Pelatih Sriwijaya FC, Widodo Cahyono Putro mendapat teguran dari Komisi Disiplin Indonesian Soccer Championship (ISC) A. Itu menyusul keributan antara dirinya bersama para pemain Sriwijaya dengan wasit Iwan Sukoco.

Dalam surat teguran itu, Widodo dianggap melakukan intimidasi terhadap Iwan yang memimpin laga antara PSM Makassar menjamu Laskar Wong Kito, 17 Oktober 2016. Saat itu Sriwijaya kalah 1-2 dari tim tuan rumah.

Widodo pun langsung membantah dirinya melakukan intimidasi terhadap sang pengadil lapangan. Bahkan, ia menegaskan tak satu kata kasar pun keluar dari mulutnya pada laga itu.

“Saya hanya mengatakan kepadanya (wasit): ‘Kalau kamu memimpin pertandingan seperti ini terus, kamu bisa tak bertugas lagi selamanya.’ Tapi itu bukan ancaman, karena konteksnya lebih mengingatkan ke dia soal karma,” ungkap Widodo.

Widodo menjelaskan dirinya justru melerai para pemainnya yang menyerbu asisten wasit dan wasit usai gol kontroversial kedua.
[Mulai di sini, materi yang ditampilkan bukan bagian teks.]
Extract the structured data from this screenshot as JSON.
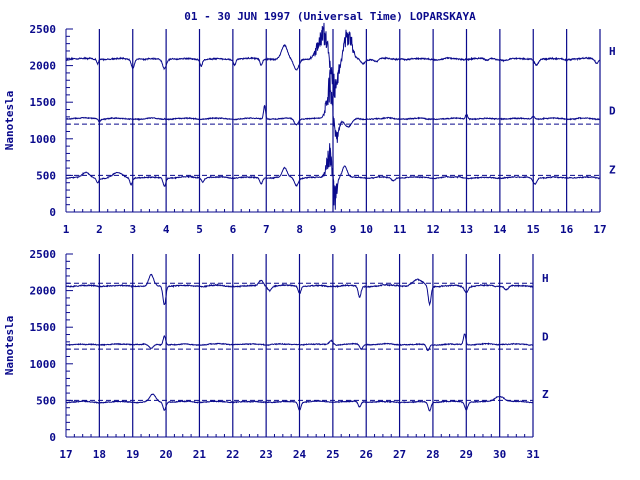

Para pemain dan staf pelatih kala itu protes karena bola keluar seharusnya milik Sriwijaya. Namun, lemparan ke dalam malah diambil pemain PSM Titus Bonai dan melempar langsung ke depan gawang timnya mengarah ke Ferdinand Sinaga.

Petaka bagi Sriwijaya pun terjadi. Ferdinand mencetak gol kemenangan 2-1 untuk PSM pada menit ke-90. Sontak, para pemain Sriwijaya naik pitam dan langsung mengerubungi asisten wasit.

“Dari Sriwijaya tak ada perwakilan manajemen yang ke Makassar sehingga saya tergerak untuk melerai agar tak terjadi situasi tak diinginkan,” tutur Widodo.

“Saya juga berusaha mencegah para pemain kami mogok bermain karena situasinya saat itu penuh emosi. Sekali lagi, tak ada kata-kata ‘kebun binatang’ yang saya ucapkan, hanya mengingatkan wasit.”

Widodo pun juga sudah mengklarifikasi masalah itu kepada ISC melalui surat elektronik.

“Kalau ditelaah lagi, justru kepemimpinan wasit seperti itu yang bisa membunuh karier saya (sebagai pelatih). Jujur, saya tak ada kepentingan apapun,” terang Widodo.